I guess she is hypersensitive about her weight. A lot of women, even ones who are not fat at all, seem to be that way, and tend to imagine that men (and other women) are secretly fixated upon and disgusted by their fatness, even though that is not the case. Modern society puts such absurd pressures on women to be slim that it is hardly surprising that many lose perspective about it.

It comes across as a weird mixture of insecurity and self-centeredness. They’re insecure enough to immediately assume that any fault applies to them, and self-centered enough to think that every conversation is about them.

Right, everything percieved as negative certainly pertains to them in some way.

Why are you calling us all negative?

I think it’s the underlined part.

Insecurity, that seems a fair cop. Self centeredness as in selfishness? As in “me-me-me, everything must be about me because I’m the only me in the room”? I don’t see it. I mean, i’ve seen the “me-me-me” in lots of people…
but none of them with that brand of insecurity.

It might be more of an “its all my fault” mind set than that, possibly born from years of “its all your fault” from an early age onward, but possibly not.
It almost seems like what you are describing are the long term effects of bullying, but that is a diagnosis I’m not qualified to make.

I remember the time I told the cat that her new collar made her ass look a mile wide. Not gonna do that again.

I do sense that, if I am in the kitchen cooking and say something like " oh shit" she has to run in to see whats wrong. She does think she is going to get blamed for everything, she felt that way at work as well.
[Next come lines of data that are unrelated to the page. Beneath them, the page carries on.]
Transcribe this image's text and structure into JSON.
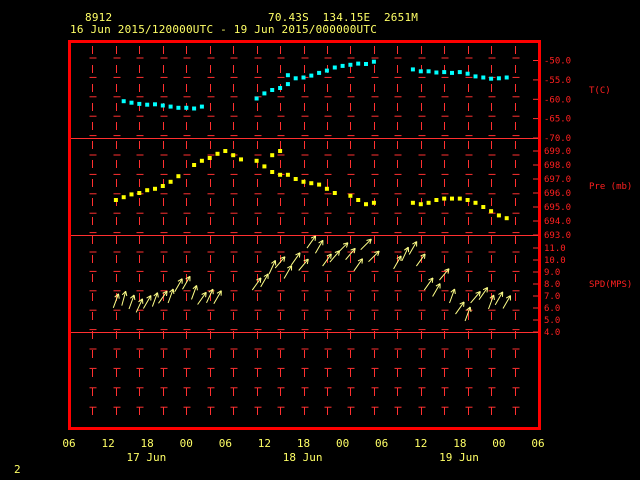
{
  "header": {
    "station_id": "8912",
    "location": "70.43S  134.15E  2651M",
    "period": "16 Jun 2015/120000UTC - 19 Jun 2015/000000UTC"
  },
  "page_number": "2",
  "colors": {
    "frame": "#ff0000",
    "grid": "#ff3030",
    "label_red": "#ff2020",
    "label_yellow": "#ffff66",
    "temperature": "#00ffff",
    "pressure": "#ffff00",
    "wind": "#ffff88"
  },
  "chart_data": [
    {
      "type": "scatter",
      "panel": "temperature",
      "title": "T(C)",
      "yticks": [
        "-50.0",
        "-55.0",
        "-60.0",
        "-65.0",
        "-70.0"
      ],
      "ylim": [
        -70,
        -48
      ],
      "x_unit": "hours since 16 Jun 2015 06 UTC",
      "x": [
        14,
        16,
        18,
        20,
        22,
        24,
        26,
        28,
        30,
        32,
        34,
        48,
        50,
        52,
        54,
        56,
        58,
        60,
        62,
        64,
        66,
        68,
        70,
        72,
        74,
        76,
        78,
        88,
        90,
        92,
        94,
        96,
        98,
        100,
        102,
        104,
        106,
        108,
        110,
        112
      ],
      "values": [
        -60.5,
        -60.9,
        -61.2,
        -61.4,
        -61.3,
        -61.6,
        -61.9,
        -62.2,
        -62.2,
        -62.4,
        -61.9,
        -59.8,
        -58.5,
        -57.6,
        -57.1,
        -56.1,
        -54.6,
        -54.4,
        -53.9,
        -53.2,
        -52.6,
        -51.8,
        -51.4,
        -51.1,
        -50.8,
        -50.9,
        -50.3,
        -52.3,
        -52.8,
        -52.8,
        -53.1,
        -53.0,
        -53.2,
        -53.0,
        -53.4,
        -54.1,
        -54.4,
        -54.7,
        -54.6,
        -54.4
      ],
      "outliers": [
        {
          "x": 56,
          "y": -53.8
        }
      ]
    },
    {
      "type": "scatter",
      "panel": "pressure",
      "title": "Pre (mb)",
      "yticks": [
        "699.0",
        "698.0",
        "697.0",
        "696.0",
        "695.0",
        "694.0",
        "693.0"
      ],
      "ylim": [
        692.8,
        699.3
      ],
      "x": [
        12,
        14,
        16,
        18,
        20,
        22,
        24,
        26,
        28,
        32,
        34,
        36,
        38,
        40,
        42,
        44,
        48,
        50,
        52,
        54,
        56,
        58,
        60,
        62,
        64,
        66,
        68,
        72,
        74,
        76,
        78,
        88,
        90,
        92,
        94,
        96,
        98,
        100,
        102,
        104,
        106,
        108,
        110,
        112
      ],
      "values": [
        695.5,
        695.7,
        695.9,
        696.0,
        696.2,
        696.3,
        696.5,
        696.8,
        697.2,
        698.0,
        698.3,
        698.5,
        698.8,
        699.0,
        698.7,
        698.4,
        698.3,
        697.9,
        697.5,
        697.3,
        697.3,
        697.0,
        696.8,
        696.7,
        696.6,
        696.3,
        696.0,
        695.8,
        695.5,
        695.2,
        695.3,
        695.3,
        695.2,
        695.3,
        695.5,
        695.6,
        695.6,
        695.6,
        695.5,
        695.3,
        695.0,
        694.7,
        694.4,
        694.2
      ],
      "outliers": [
        {
          "x": 54,
          "y": 699.0
        },
        {
          "x": 52,
          "y": 698.7
        }
      ]
    },
    {
      "type": "scatter",
      "panel": "wind",
      "title": "SPD(MPS)",
      "yticks": [
        "11.0",
        "10.0",
        "9.0",
        "8.0",
        "7.0",
        "6.0",
        "5.0",
        "4.0"
      ],
      "ylim": [
        3.8,
        11.5
      ],
      "x": [
        12,
        14,
        16,
        18,
        20,
        22,
        24,
        26,
        28,
        30,
        32,
        34,
        36,
        38,
        48,
        50,
        52,
        54,
        56,
        58,
        60,
        62,
        64,
        66,
        68,
        70,
        72,
        74,
        76,
        78,
        84,
        86,
        88,
        90,
        92,
        94,
        96,
        98,
        100,
        102,
        104,
        106,
        108,
        110,
        112
      ],
      "values": [
        6.6,
        6.8,
        6.5,
        6.2,
        6.5,
        6.7,
        6.9,
        7.0,
        7.9,
        8.1,
        7.3,
        6.8,
        7.0,
        6.9,
        8.0,
        8.3,
        9.4,
        9.8,
        9.0,
        10.1,
        9.6,
        11.5,
        11.1,
        10.0,
        10.3,
        11.0,
        10.5,
        9.6,
        11.3,
        10.3,
        9.8,
        10.5,
        11.0,
        10.0,
        8.0,
        7.5,
        8.8,
        7.0,
        6.0,
        5.5,
        6.9,
        7.2,
        6.5,
        6.8,
        6.5
      ],
      "wind_from_deg": [
        200,
        195,
        200,
        205,
        210,
        200,
        215,
        200,
        210,
        210,
        200,
        215,
        205,
        210,
        215,
        210,
        205,
        220,
        210,
        215,
        220,
        215,
        210,
        215,
        220,
        225,
        220,
        215,
        225,
        225,
        210,
        205,
        210,
        215,
        215,
        210,
        220,
        200,
        215,
        200,
        220,
        215,
        200,
        210,
        210
      ]
    }
  ],
  "x_axis": {
    "tick_labels": [
      "06",
      "12",
      "18",
      "00",
      "06",
      "12",
      "18",
      "00",
      "06",
      "12",
      "18",
      "00",
      "06"
    ],
    "date_labels": [
      "17 Jun",
      "18 Jun",
      "19 Jun"
    ]
  }
}
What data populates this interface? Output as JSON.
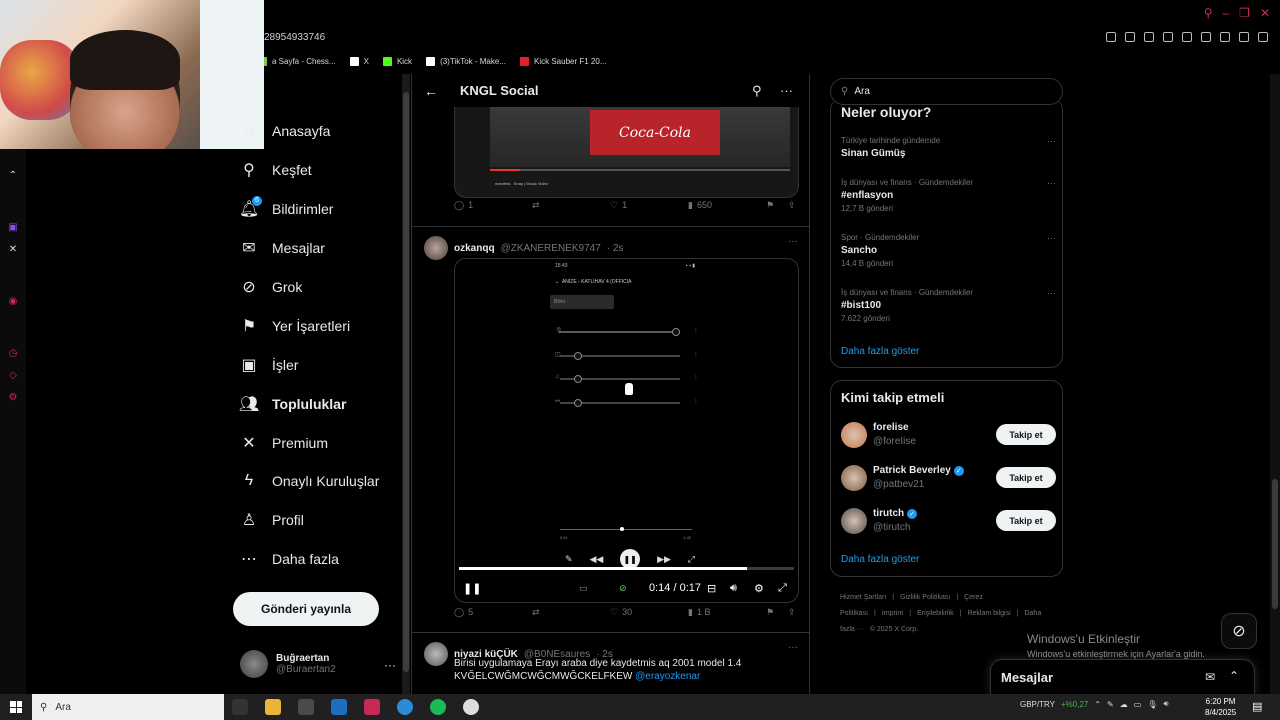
{
  "browser": {
    "url_fragment": "28954933746",
    "tabs": [
      {
        "label": "a Sayfa - Chess...",
        "color": "#8bc34a"
      },
      {
        "label": "X",
        "color": "#ffffff"
      },
      {
        "label": "Kick",
        "color": "#53fc18"
      },
      {
        "label": "(3)TikTok - Make...",
        "color": "#ffffff"
      },
      {
        "label": "Kick Sauber F1 20...",
        "color": "#e0202c"
      }
    ]
  },
  "nav": {
    "items": [
      {
        "label": "Anasayfa",
        "icon": "home-icon",
        "glyph": "⌂"
      },
      {
        "label": "Keşfet",
        "icon": "search-icon",
        "glyph": "⚲"
      },
      {
        "label": "Bildirimler",
        "icon": "bell-icon",
        "glyph": "🔔︎"
      },
      {
        "label": "Mesajlar",
        "icon": "mail-icon",
        "glyph": "✉"
      },
      {
        "label": "Grok",
        "icon": "grok-icon",
        "glyph": "⊘"
      },
      {
        "label": "Yer İşaretleri",
        "icon": "bookmark-icon",
        "glyph": "⚑"
      },
      {
        "label": "İşler",
        "icon": "briefcase-icon",
        "glyph": "▣"
      },
      {
        "label": "Topluluklar",
        "icon": "communities-icon",
        "glyph": "👥︎"
      },
      {
        "label": "Premium",
        "icon": "x-logo-icon",
        "glyph": "✕"
      },
      {
        "label": "Onaylı Kuruluşlar",
        "icon": "lightning-icon",
        "glyph": "ϟ"
      },
      {
        "label": "Profil",
        "icon": "profile-icon",
        "glyph": "♙"
      },
      {
        "label": "Daha fazla",
        "icon": "more-circle-icon",
        "glyph": "⋯"
      }
    ],
    "notification_badge": "6",
    "post_button": "Gönderi yayınla",
    "account": {
      "name": "Buğraertan",
      "handle": "@Buraertan2"
    }
  },
  "main": {
    "header_title": "KNGL Social",
    "prev_tweet": {
      "video_title": "manifest - Snap | Music Video",
      "replies": "1",
      "likes": "1",
      "views": "650"
    },
    "tweet1": {
      "name": "ozkanqq",
      "handle": "@ZKANERENEK9747",
      "time": "· 2s",
      "phone_time": "15:43",
      "phone_title": "ANİZE - KATLİHAV 4 (OFFICIA",
      "phone_button": "Bilmi",
      "seek_start": "0:41",
      "seek_end": "-1:42",
      "video_progress": 0.86,
      "time_display": "0:14 / 0:17",
      "replies": "5",
      "likes": "30",
      "views": "1 B"
    },
    "tweet2": {
      "name": "niyazi küÇÜK",
      "handle": "@B0NEsaures",
      "time": "· 2s",
      "text": "Birisi uygulamaya Erayı araba diye kaydetmis aq 2001 model 1.4 KVĞELCWĞMCWĞCMWĞCKELFKEW",
      "mention": "@erayozkenar"
    }
  },
  "right": {
    "search_placeholder": "Ara",
    "trends_title": "Neler oluyor?",
    "trends": [
      {
        "context": "Türkiye tarihinde gündemde",
        "title": "Sinan Gümüş",
        "count": ""
      },
      {
        "context": "İş dünyası ve finans · Gündemdekiler",
        "title": "#enflasyon",
        "count": "12,7 B gönderi"
      },
      {
        "context": "Spor · Gündemdekiler",
        "title": "Sancho",
        "count": "14,4 B gönderi"
      },
      {
        "context": "İş dünyası ve finans · Gündemdekiler",
        "title": "#bist100",
        "count": "7.622 gönderi"
      }
    ],
    "show_more": "Daha fazla göster",
    "follow_title": "Kimi takip etmeli",
    "follow": [
      {
        "name": "forelise",
        "handle": "@foreIise",
        "verified": false,
        "avatar": "#c8794f"
      },
      {
        "name": "Patrick Beverley",
        "handle": "@patbev21",
        "verified": true,
        "avatar": "#7a5a44"
      },
      {
        "name": "tirutch",
        "handle": "@tirutch",
        "verified": true,
        "avatar": "#4a4a4a"
      }
    ],
    "follow_button": "Takip et",
    "footer": [
      "Hizmet Şartları",
      "|",
      "Gizlilik Politikası",
      "|",
      "Çerez Politikası",
      "|",
      "Imprint",
      "|",
      "Erişilebilirlik",
      "|",
      "Reklam bilgisi",
      "|",
      "Daha fazla ···",
      "© 2025 X Corp."
    ]
  },
  "activation": {
    "line1": "Windows'u Etkinleştir",
    "line2": "Windows'u etkinleştirmek için Ayarlar'a gidin."
  },
  "messages_dock": "Mesajlar",
  "taskbar": {
    "search": "Ara",
    "ticker": "GBP/TRY",
    "ticker_change": "+%0,27",
    "time": "6:20 PM",
    "date": "8/4/2025"
  }
}
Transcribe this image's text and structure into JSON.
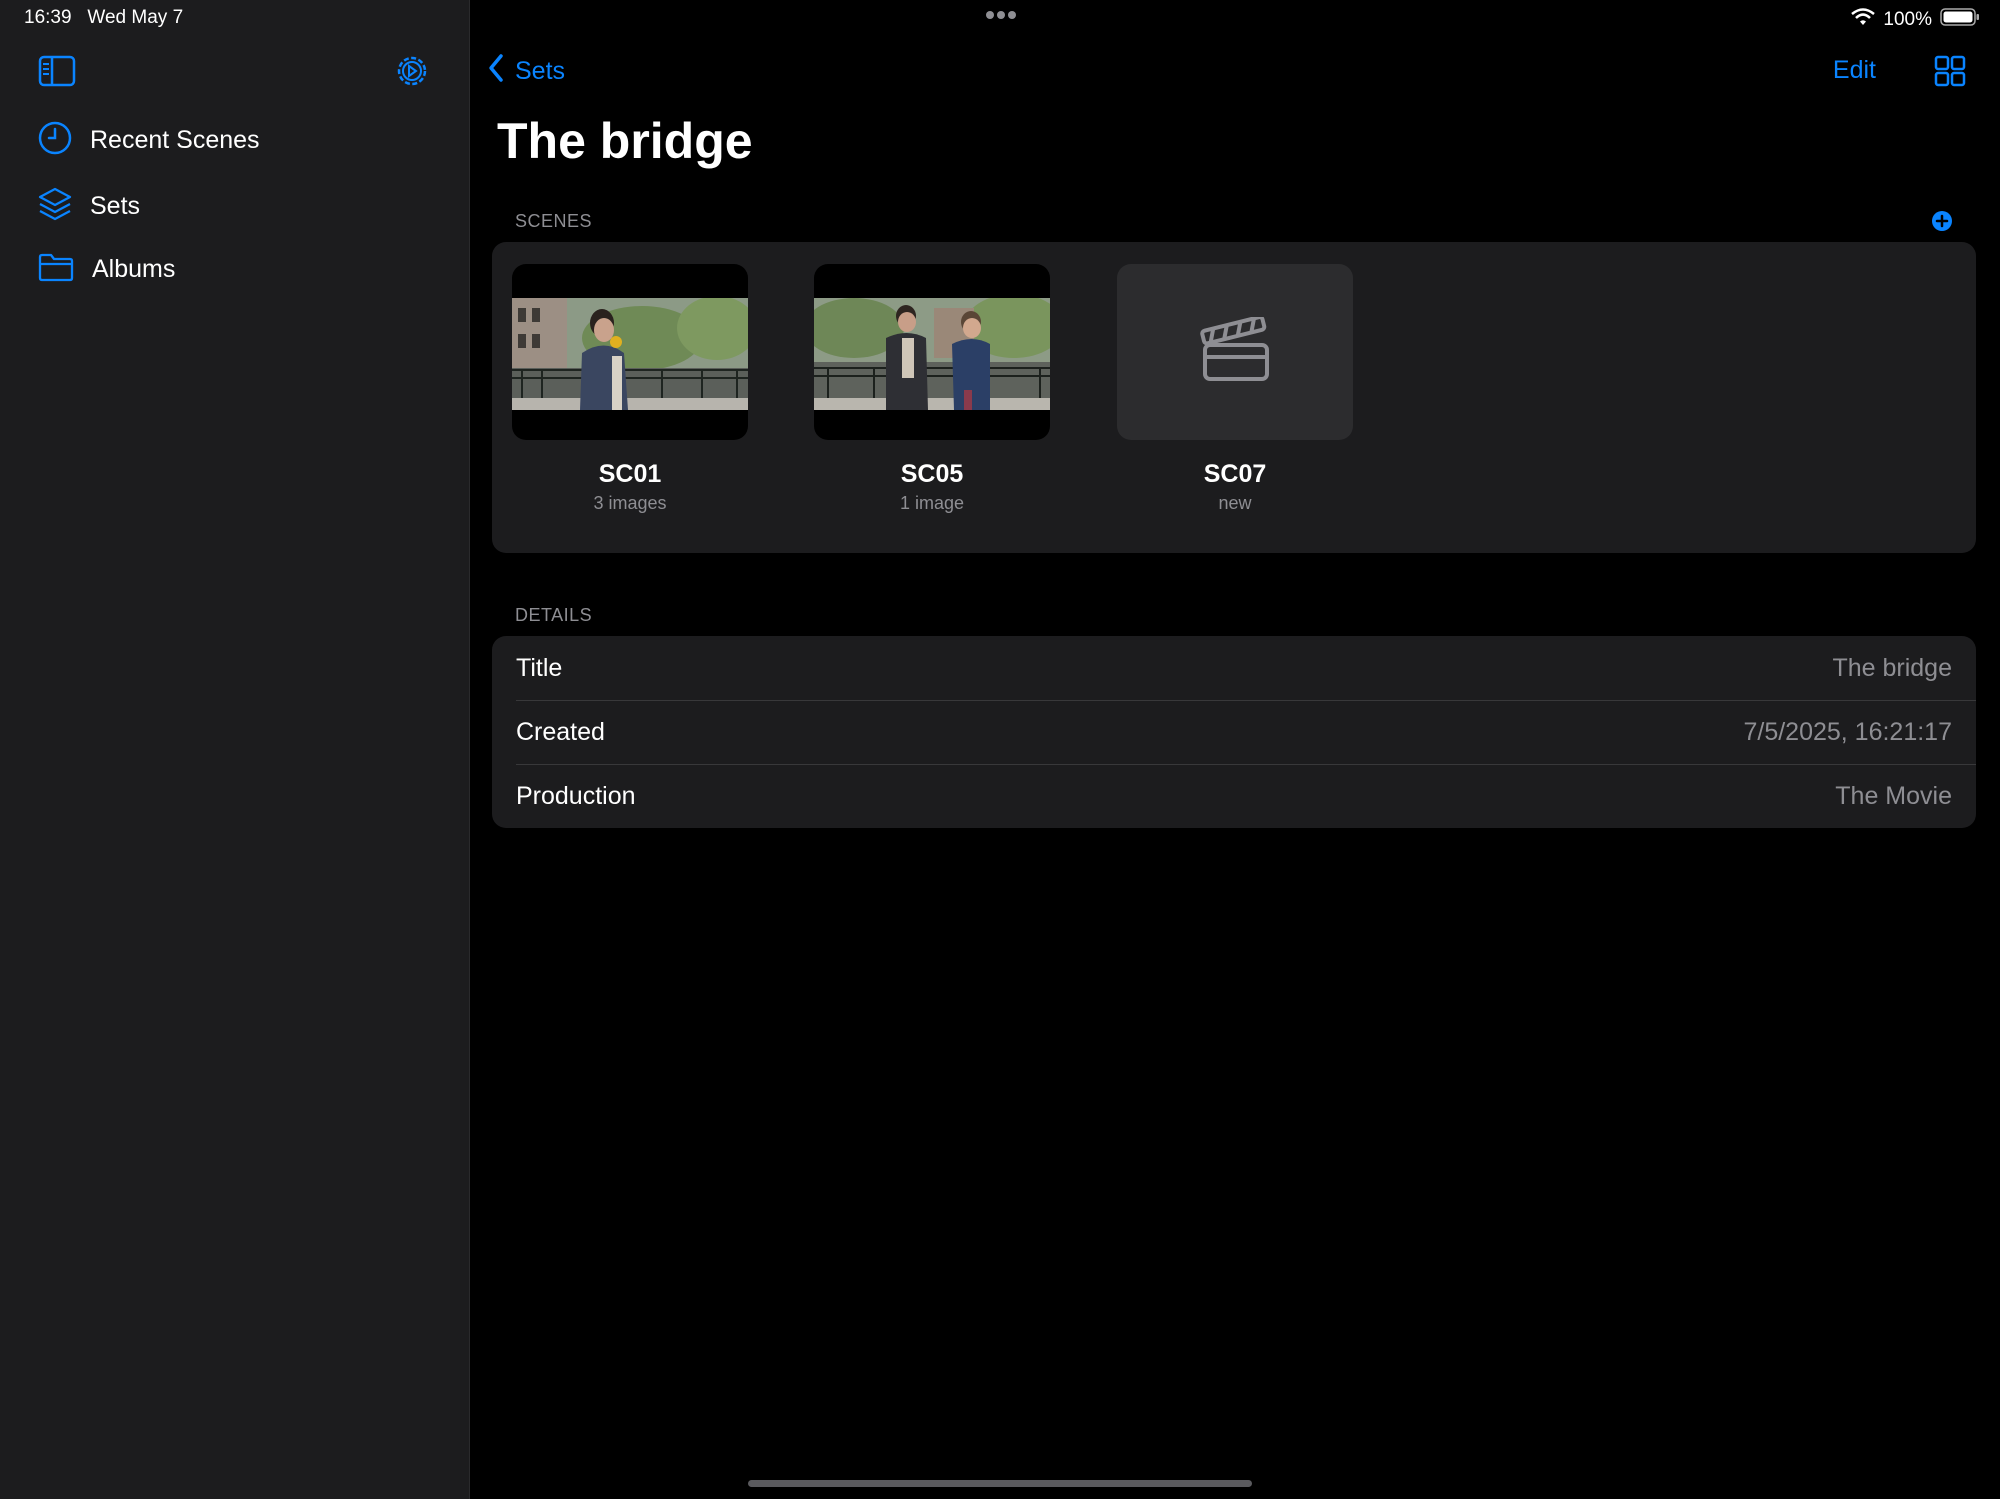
{
  "status_bar": {
    "time": "16:39",
    "date": "Wed May 7",
    "battery": "100%"
  },
  "sidebar": {
    "items": [
      {
        "label": "Recent Scenes",
        "icon": "clock-icon"
      },
      {
        "label": "Sets",
        "icon": "layers-icon"
      },
      {
        "label": "Albums",
        "icon": "folder-icon"
      }
    ]
  },
  "nav": {
    "back_label": "Sets",
    "edit_label": "Edit"
  },
  "page": {
    "title": "The bridge"
  },
  "scenes": {
    "header": "SCENES",
    "items": [
      {
        "name": "SC01",
        "subtitle": "3 images"
      },
      {
        "name": "SC05",
        "subtitle": "1 image"
      },
      {
        "name": "SC07",
        "subtitle": "new"
      }
    ]
  },
  "details": {
    "header": "DETAILS",
    "rows": [
      {
        "key": "Title",
        "value": "The bridge"
      },
      {
        "key": "Created",
        "value": "7/5/2025, 16:21:17"
      },
      {
        "key": "Production",
        "value": "The Movie"
      }
    ]
  },
  "colors": {
    "accent": "#0a84ff",
    "sidebar_bg": "#1c1c1e",
    "card_bg": "#1c1c1e",
    "secondary_text": "#8e8e93"
  }
}
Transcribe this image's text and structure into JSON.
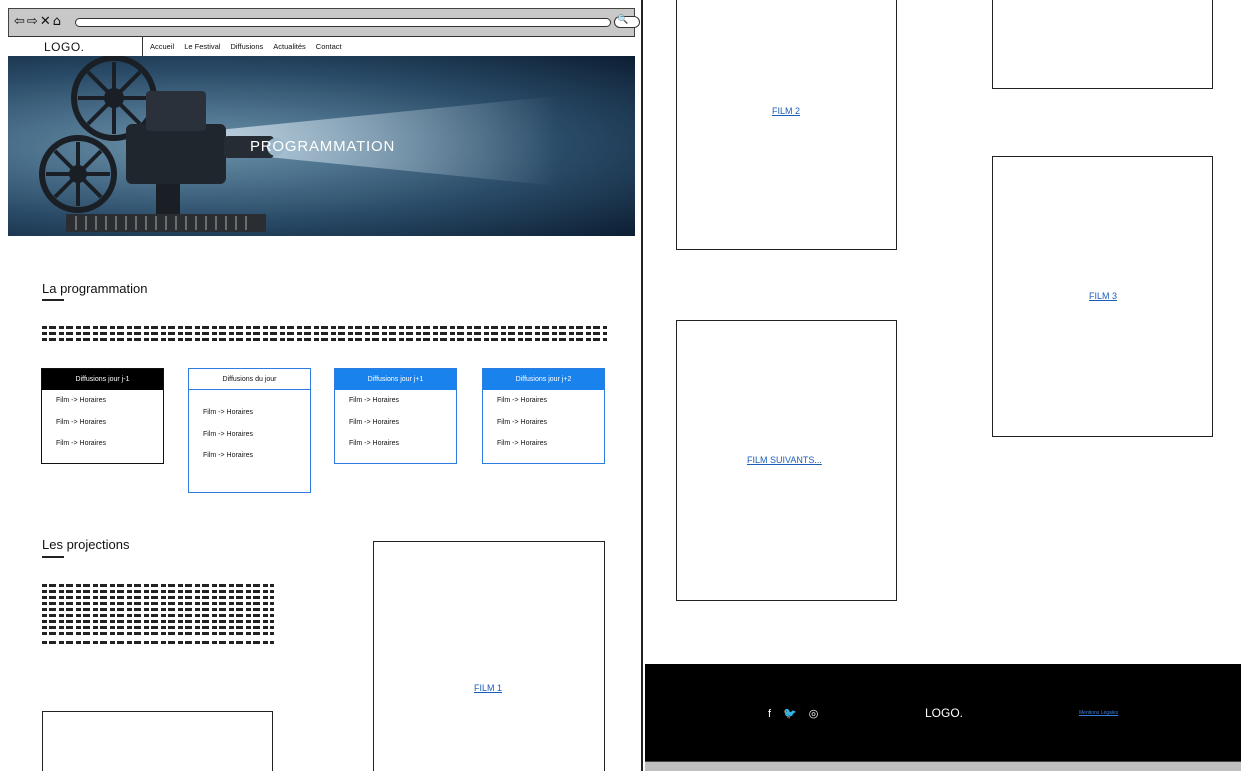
{
  "browser": {
    "nav_icons": [
      "⇦",
      "⇨",
      "✕",
      "⌂"
    ],
    "search_glyph": "🔍"
  },
  "header": {
    "logo": "LOGO.",
    "menu": [
      "Accueil",
      "Le Festival",
      "Diffusions",
      "Actualités",
      "Contact"
    ]
  },
  "hero": {
    "title": "PROGRAMMATION"
  },
  "programmation": {
    "title": "La programmation",
    "boxes": [
      {
        "header": "Diffusions jour j-1",
        "style": "dark",
        "items": [
          "Film -> Horaires",
          "Film -> Horaires",
          "Film -> Horaires"
        ]
      },
      {
        "header": "Diffusions du jour",
        "style": "white",
        "items": [
          "Film -> Horaires",
          "Film -> Horaires",
          "Film -> Horaires"
        ]
      },
      {
        "header": "Diffusions jour j+1",
        "style": "blue",
        "items": [
          "Film -> Horaires",
          "Film -> Horaires",
          "Film -> Horaires"
        ]
      },
      {
        "header": "Diffusions jour j+2",
        "style": "blue",
        "items": [
          "Film -> Horaires",
          "Film -> Horaires",
          "Film -> Horaires"
        ]
      }
    ]
  },
  "projections": {
    "title": "Les projections",
    "film1": "FILM 1"
  },
  "right_panel": {
    "film2": "FILM 2",
    "film3": "FILM 3",
    "film_next": "FILM SUIVANTS..."
  },
  "footer": {
    "social": [
      "f",
      "🐦",
      "◎"
    ],
    "logo": "LOGO.",
    "legal": "Mentions Légales"
  },
  "colors": {
    "accent_blue": "#1a82ec",
    "link_blue": "#1a5db8",
    "dark": "#000000"
  }
}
Tell her to relax, fat people are supposed to be jolly.

She is hyper sensitive about her weight, she had cancer surgery almost 2 years ago and put on almost 50# after her surgery. She was always about 120# or so before that.

I can usually see how these things can start off as an honest mistake about who you were talking to, or what you actually meant, but I’m always amazed by the people who refuse to let the issue drop.

In high school, I had my girlfriend over to our family’s house for Thanksgiving dinner and I made a joke about how it was good we didn’t eat like this all the time or we’d all get fat. Somehow, she interpreted this to be me saying that she was fat. To me, it not only seemed clear as a joke, but also clear as an if/then scenario, not a statement about current fact, but she never got it.

Being insecure about weight really is a major source of this kind of anxiety too. Heck, my wife is on a new diet “so that I’ll be more attracted to her” which prompted me to re-re-re-explain that my only complaint about our sex life is that I don’t see her naked enough. I don’t take four layers of covers and two layers of clothes to be an invitation to sex and don’t appreciate having to pry them off of her to get what I need. She still doesn’t get it… she probably won’t ever get it.

170 lbs is NOT fat!

It is for a Chihuahua.

Regards,
Shodan

And it might still not be fat. It could be roided out.